# Get Unique Word list from Gutenburg

This notebook is a variation based on Anna's [Get Unique Token Jupyter Notebook](http://localhost:8891/notebooks/data_prep/create_unique_token_list.ipynb)

We are going to directly get text corpus from NLTK's Gutenberg collection.
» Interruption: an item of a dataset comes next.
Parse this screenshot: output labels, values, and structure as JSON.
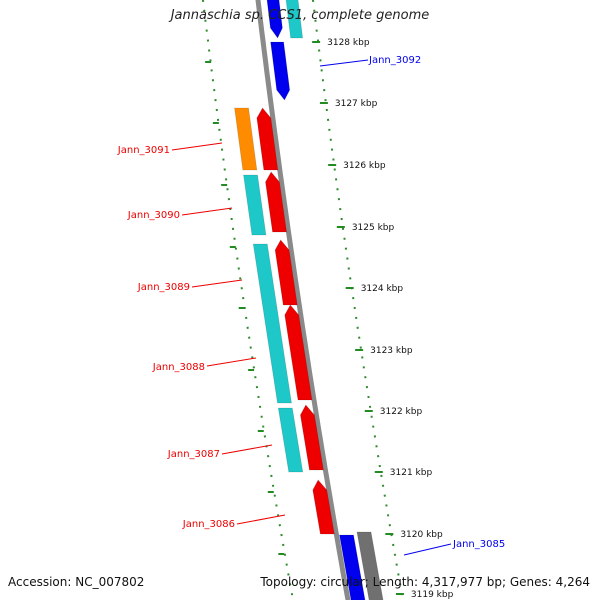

Project Gutenberg contains 60,000 public domain e-books made available for non-commercial use.

In [49]:
# Import Gutenberg corpus
from nltk.corpus import gutenberg
gutenberg.fileids()

['austen-emma.txt',
 'austen-persuasion.txt',
 'austen-sense.txt',
 'bible-kjv.txt',
 'blake-poems.txt',
 'bryant-stories.txt',
 'burgess-busterbrown.txt',
 'carroll-alice.txt',
 'chesterton-ball.txt',
 'chesterton-brown.txt',
 'chesterton-thursday.txt',
 'edgeworth-parents.txt',
 'melville-moby_dick.txt',
 'milton-paradise.txt',
 'shakespeare-caesar.txt',
 'shakespeare-hamlet.txt',
 'shakespeare-macbeth.txt',
 'whitman-leaves.txt']

In [60]:
# Let's get Jane Austen's "Emma"
emma_text = gutenberg.raw('austen-emma.txt')
print(len(emma_text))
print(emma_text[50:218])

887071
Emma Woodhouse, handsome, clever, and rich, with a comfortable home
and happy disposition, seemed to unite some of the best blessings
of existence; and had lived nearly


# Get words and clean words

In [36]:
# Import re, which stands for regular expression
import re

# Define a pattern using a regular expression
pattern = r"[^a-z]"

# Search for the pattern, and replace every instance
# with a replacement string
emma_txt = re.sub(pattern, ' ', emma_text.lower())

In [40]:
emma_wordlist = re.split(r" +", emma_txt)
len(emma_wordlist)

161977

# Keep only unique words

In [42]:
# Create an empty list where we'll store exactly one
# of each token
unique_token_list = []

# For each token in the dialogue list,
for token in emma_wordlist:
    # if (and only if) that token is not yet in the unique list
    if token not in unique_token_list:
        # add it to the unique list
        unique_token_list.append(token)

# Sort the list, so it'll be easier
# to spot duplicates if they exist
unique_token_list.sort()

In [59]:
unique_token_list = unique_token_list[1:]
print(len(unique_token_list))
print(unique_token_list[100:120])

7094
['active', 'activity', 'actual', 'actually', 'acute', 'acuteness', 'adair', 'adapt', 'add', 'added', 'adding', 'addition', 'additional', 'address', 'addressed', 'addresses', 'addressing', 'adelaide', 'adequate', 'adherence']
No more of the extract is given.